High-yield dividend shares form part of Level 6 of the DIY Income Investor Income Pyramid. As the fortunes of these companies change, so does their eligibility for my portfolio. So it is worth reviewing the portfolio selection, at least annually.
So how is Smiths News doing?
Smiths News was spun off from WH Smiths newsagents and is the largest UK newspaper and magazine wholesaler. Its subsidiary, Bertrams - aquired by the Group in March 2009 - is a leading wholesaler of books, with a 40 year history of supplying books to large and small retailers in the UK and overseas.
The latest set of results were broadly positive, although not outstanding, First, the good news:
- full year profit of £21.9m compared to £21.2m a year ago
- pre-tax profit increased to £32.1m (from £28.1m in the previous year)
- underlying profit before tax was £38.6m in the year to end-August, up 10%, giving (underlying) earnings per share of was 15.5p, up 6%
- the company generated free cash flow of £22.5m
- cost savings of £22m with an additional £10m targeted by FY 2013
- Smiths News saw 15% growth in operating profit - Bertrams outperformed the UK books market, buoyed by strong international sales
- completion of the acquisition of Dawson Holdings during the year
However, Group revenues from continuing operations were down 5.2% to £1.73bn (from £1.82 bn in the previous year), mainly due to the performance of Smiths News (i.e. newspapers and magazines) which contributed over 90% to group revenue. It is probable that many households facing increasing costs will be looking to reduce expenditure on newspaper and magazine subscriptions.
Looking forward, the Group said it started FY2012 trading in line with expectations, and remains on track to grow profits in the current financial year.
Most importantly, for the DIY Income Investor, the company proposed a final dividend of 5.4p, giving full year dividend of 8p, up 8% - well covered by underlying earnings.
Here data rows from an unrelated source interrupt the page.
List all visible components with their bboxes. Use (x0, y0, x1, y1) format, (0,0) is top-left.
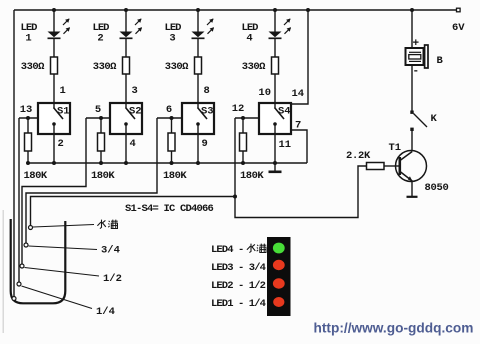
ground symbol (emitter) (407, 196, 418, 198)
node: junction dots on top rail (52, 8, 414, 12)
node: control junction S4 (241, 116, 245, 120)
leader: 1/4 (22, 286, 93, 309)
svg-text:13: 13 (20, 104, 33, 116)
svg-text:T1: T1 (389, 142, 402, 154)
probe: common electrode bottom (12, 297, 16, 301)
wire: probe wire stage1 (1/4 level) (18, 118, 20, 282)
wire: common electrode feed (left vertical from +6V into tank) (13, 10, 15, 297)
wire: R3 to S3 pin8 (197, 74, 199, 103)
svg-text:3/4: 3/4 (101, 245, 120, 257)
wire: R4 to S4 pin10 (274, 74, 276, 103)
wire: rail to LED1 (53, 10, 55, 32)
svg-text:1: 1 (60, 85, 66, 97)
svg-text:330Ω: 330Ω (242, 61, 266, 73)
wire: ground rail (28, 162, 307, 164)
wire: 2.2K to base (384, 165, 399, 167)
svg-text:5: 5 (95, 104, 101, 116)
svg-text:3: 3 (132, 85, 138, 97)
svg-text:2.2K: 2.2K (346, 150, 371, 162)
svg-text:B: B (437, 55, 444, 67)
leader: full level (33, 225, 94, 228)
wire: probe wire stage2 (1/2 level) (22, 118, 86, 264)
tank (container) (11, 219, 66, 303)
svg-text:LED3 - 3/4: LED3 - 3/4 (211, 262, 266, 274)
resistor 180K (stage3) (168, 118, 175, 165)
resistor R2 330Ω (123, 57, 130, 74)
probe: 3/4 level (24, 243, 28, 247)
wire: S3 pin6 control (157, 117, 182, 119)
svg-text:S1-S4= IC CD4066: S1-S4= IC CD4066 (125, 203, 214, 215)
svg-text:180K: 180K (91, 170, 115, 182)
resistor 180K (stage2) (98, 118, 105, 165)
analog switch S4 (259, 103, 291, 134)
wire: S4 pin7 to ground rail (291, 130, 307, 163)
node (196, 161, 200, 165)
label: 水滿 (tank) (97, 220, 117, 229)
LED D3 (192, 19, 214, 38)
wire: rail to LED3 (197, 10, 199, 32)
wire: S1 pin13 control (19, 117, 38, 119)
svg-text:11: 11 (279, 139, 292, 151)
wire: +6V top rail (14, 9, 457, 11)
node: control junction S3 (170, 116, 174, 120)
wire: S2 pin5 control (86, 117, 110, 119)
svg-text:4: 4 (246, 33, 252, 45)
wire: S1 pin2 to ground rail (53, 124, 55, 163)
probe: 1/4 level (17, 282, 21, 286)
analog switch S2 (110, 103, 142, 134)
svg-text:330Ω: 330Ω (165, 61, 189, 73)
node: control junction S1 (26, 116, 30, 120)
leader: 3/4 (29, 246, 98, 250)
LED D4 (269, 19, 291, 38)
wire: probe wire stage4 (full level) (31, 197, 236, 226)
wire: S2 pin4 to ground rail (125, 124, 127, 163)
svg-text:2: 2 (58, 138, 64, 150)
svg-text:LED4 -: LED4 - (211, 244, 243, 256)
transistor T1 (396, 151, 427, 182)
svg-text:2: 2 (97, 33, 103, 45)
svg-text:180K: 180K (24, 170, 48, 182)
svg-text:180K: 180K (240, 170, 264, 182)
wire: probe wire stage3 (3/4 level) (26, 118, 157, 243)
wire: S4 pin14 to +6V rail (291, 10, 308, 104)
buzzer B (406, 45, 429, 68)
legend LED red (1/4) (273, 297, 284, 307)
svg-text:LED2 - 1/2: LED2 - 1/2 (211, 280, 266, 292)
LED D1 (48, 19, 70, 38)
wire: switch K to T1 collector (411, 131, 413, 151)
resistor R4 330Ω (272, 57, 279, 74)
wire: R2 to S2 pin3 (125, 74, 127, 103)
svg-text:S3: S3 (201, 106, 214, 118)
wire: rail to LED2 (125, 10, 127, 32)
legend LED red (3/4) (273, 260, 285, 270)
svg-text:180K: 180K (163, 170, 187, 182)
wire: emitter to ground (411, 182, 413, 197)
LED D2 (120, 19, 142, 38)
svg-text:LED1 - 1/4: LED1 - 1/4 (211, 298, 266, 310)
svg-text:1: 1 (25, 33, 31, 45)
svg-text:330Ω: 330Ω (21, 61, 45, 73)
svg-text:10: 10 (258, 87, 271, 99)
wire: R1 to S1 pin1 (53, 74, 55, 103)
switch K (410, 111, 427, 132)
svg-text:330Ω: 330Ω (93, 61, 117, 73)
svg-text:8: 8 (204, 85, 210, 97)
svg-text:K: K (431, 113, 438, 125)
svg-text:-: - (413, 66, 420, 78)
wire: stage4 control down to base network (235, 118, 367, 218)
wire: LED3 to R3 (197, 38, 199, 57)
node: junction to full-level probe (233, 195, 237, 199)
svg-text:1/4: 1/4 (96, 306, 115, 318)
svg-text:http://www.go-gddq.com: http://www.go-gddq.com (314, 321, 474, 336)
svg-text:1/2: 1/2 (103, 273, 122, 285)
svg-text:6: 6 (166, 104, 172, 116)
wire: buzzer to switch K (411, 65, 413, 111)
svg-text:S2: S2 (129, 106, 142, 118)
node: control junction S2 (99, 116, 103, 120)
resistor 2.2K (367, 163, 385, 170)
wire: rail to buzzer (411, 10, 413, 48)
legend panel (267, 237, 291, 316)
analog switch S1 (38, 103, 70, 134)
probe: full level 水滿 (29, 226, 33, 230)
wire: LED1 to R1 (53, 38, 55, 57)
wire: S4 pin12 control (235, 117, 259, 119)
legend LED red (1/2) (273, 278, 285, 288)
wire: LED2 to R2 (125, 38, 127, 57)
wire: S3 pin9 to ground rail (197, 124, 199, 163)
terminal: 6V supply terminal (457, 8, 461, 12)
legend LED green (full) (273, 243, 285, 254)
svg-text:6V: 6V (452, 22, 465, 34)
node (273, 161, 277, 165)
wire: S4 pin11 to ground rail (274, 124, 276, 163)
leader: 1/2 (25, 268, 100, 277)
wire: LED4 to R4 (274, 38, 276, 57)
svg-text:S1: S1 (57, 106, 70, 118)
resistor R1 330Ω (51, 57, 58, 74)
svg-text:14: 14 (292, 88, 305, 100)
wire: rail to LED4 (274, 10, 276, 32)
analog switch S3 (182, 103, 214, 134)
resistor 180K (stage4) (240, 118, 247, 165)
ground symbol (269, 163, 282, 172)
svg-text:12: 12 (232, 103, 245, 115)
probe: 1/2 level (20, 264, 24, 268)
resistor 180K (stage1) (25, 118, 32, 165)
resistor R3 330Ω (195, 57, 202, 74)
svg-text:S4: S4 (278, 106, 291, 118)
svg-text:9: 9 (202, 138, 208, 150)
svg-text:4: 4 (130, 138, 136, 150)
svg-text:8050: 8050 (425, 182, 449, 194)
node (124, 161, 128, 165)
node: S1 output on ground rail (52, 161, 56, 165)
svg-text:3: 3 (169, 33, 175, 45)
page edge artifact (2, 210, 4, 333)
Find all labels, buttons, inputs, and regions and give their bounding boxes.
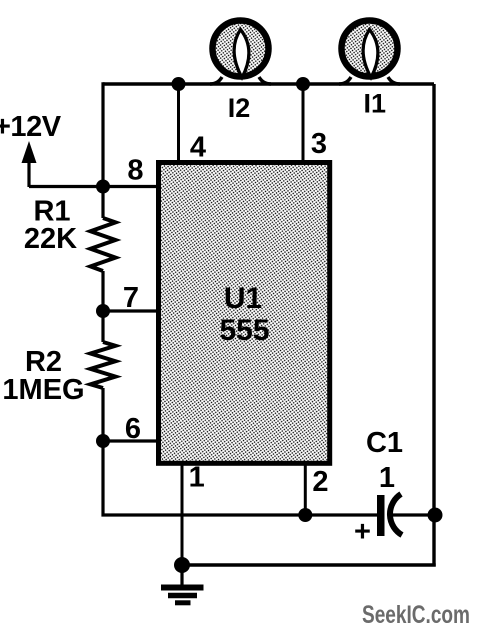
wire: pin 4 lead x=178.5 bbox=[177, 84, 180, 163]
wire: ground bus y=565 bbox=[182, 563, 436, 566]
svg-text:U1: U1 bbox=[224, 282, 262, 315]
node: pin1 / ground bus junction bbox=[174, 557, 190, 573]
wire: pin 7 stub y=311 bbox=[103, 309, 158, 312]
wire: pin 6 stub y=441 bbox=[103, 439, 158, 442]
wire: bottom bus y=515 left part bbox=[103, 388, 378, 515]
svg-text:555: 555 bbox=[219, 314, 269, 347]
lamp I1 bbox=[339, 21, 400, 85]
node: +12V / pin8 / R1 junction bbox=[96, 180, 110, 194]
svg-text:2: 2 bbox=[312, 466, 328, 498]
lamp I2 bbox=[210, 21, 271, 85]
svg-text:C1: C1 bbox=[366, 427, 403, 459]
node: cap / right rail junction bbox=[428, 508, 443, 523]
svg-text:+: + bbox=[354, 516, 371, 548]
svg-text:I2: I2 bbox=[228, 93, 251, 123]
wire: pin 2 lead x=305 bbox=[304, 463, 307, 515]
resistor R1 22K zigzag bbox=[91, 218, 116, 271]
svg-text:3: 3 bbox=[311, 128, 327, 160]
node: R1 / R2 / pin7 junction bbox=[96, 304, 110, 318]
wire: pin 1 lead x=182 bbox=[181, 463, 184, 565]
resistor R2 1MEG zigzag bbox=[91, 342, 116, 388]
node: top rail / pin4 junction bbox=[172, 77, 186, 91]
node: top rail / pin3 junction bbox=[296, 77, 310, 91]
svg-text:SeekIC.com: SeekIC.com bbox=[362, 601, 470, 629]
svg-text:6: 6 bbox=[125, 413, 141, 445]
svg-text:1: 1 bbox=[379, 462, 395, 494]
wire: left vertical between R1 and R2 bbox=[101, 271, 104, 342]
ground bbox=[161, 565, 204, 603]
wire: bottom bus y=515 right part (cap to right rail) bbox=[391, 513, 434, 516]
wire: pin 3 lead x=303 bbox=[302, 84, 305, 163]
svg-text:+12V: +12V bbox=[0, 111, 62, 143]
capacitor C1 bbox=[377, 494, 402, 536]
wire: left vertical rail upper segment x=103 bbox=[101, 82, 104, 218]
svg-text:22K: 22K bbox=[24, 223, 77, 255]
op-amp U1 555 timer body bbox=[159, 163, 330, 464]
power symbol +12V arrow bbox=[22, 141, 37, 187]
svg-text:1MEG: 1MEG bbox=[2, 374, 84, 406]
wire: right vertical rail x=434 bbox=[432, 84, 435, 567]
node: pin2 / cap bus junction bbox=[298, 508, 312, 522]
node: R2 / pin6 junction bbox=[96, 434, 110, 448]
svg-text:1: 1 bbox=[189, 462, 205, 494]
wire: top horizontal rail y=84 bbox=[103, 82, 434, 85]
svg-text:7: 7 bbox=[123, 282, 139, 314]
svg-text:I1: I1 bbox=[364, 89, 387, 119]
svg-text:4: 4 bbox=[190, 132, 206, 164]
wire: +12V feed / pin 8 stub y=186.5 bbox=[29, 185, 158, 188]
svg-text:8: 8 bbox=[127, 155, 143, 187]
The current dividend yield is currently around 8.4% - very attractive, if it can be sustained but above the top of the range of the HYP share yield that should normally be considered (i.e. twice the FTSE 100 average yield).
In the longer term, it is clear that traditional printed media will lose out to digital formats; however, for the time being the company performance looks strong enough.
So, a pretty strong HOLD for me.
What do you think?
I am not a financial advisor and the information provided does not constitute financial advice. You should always do your own research on top of what you learn here to ensure that it's right for your specific circumstances.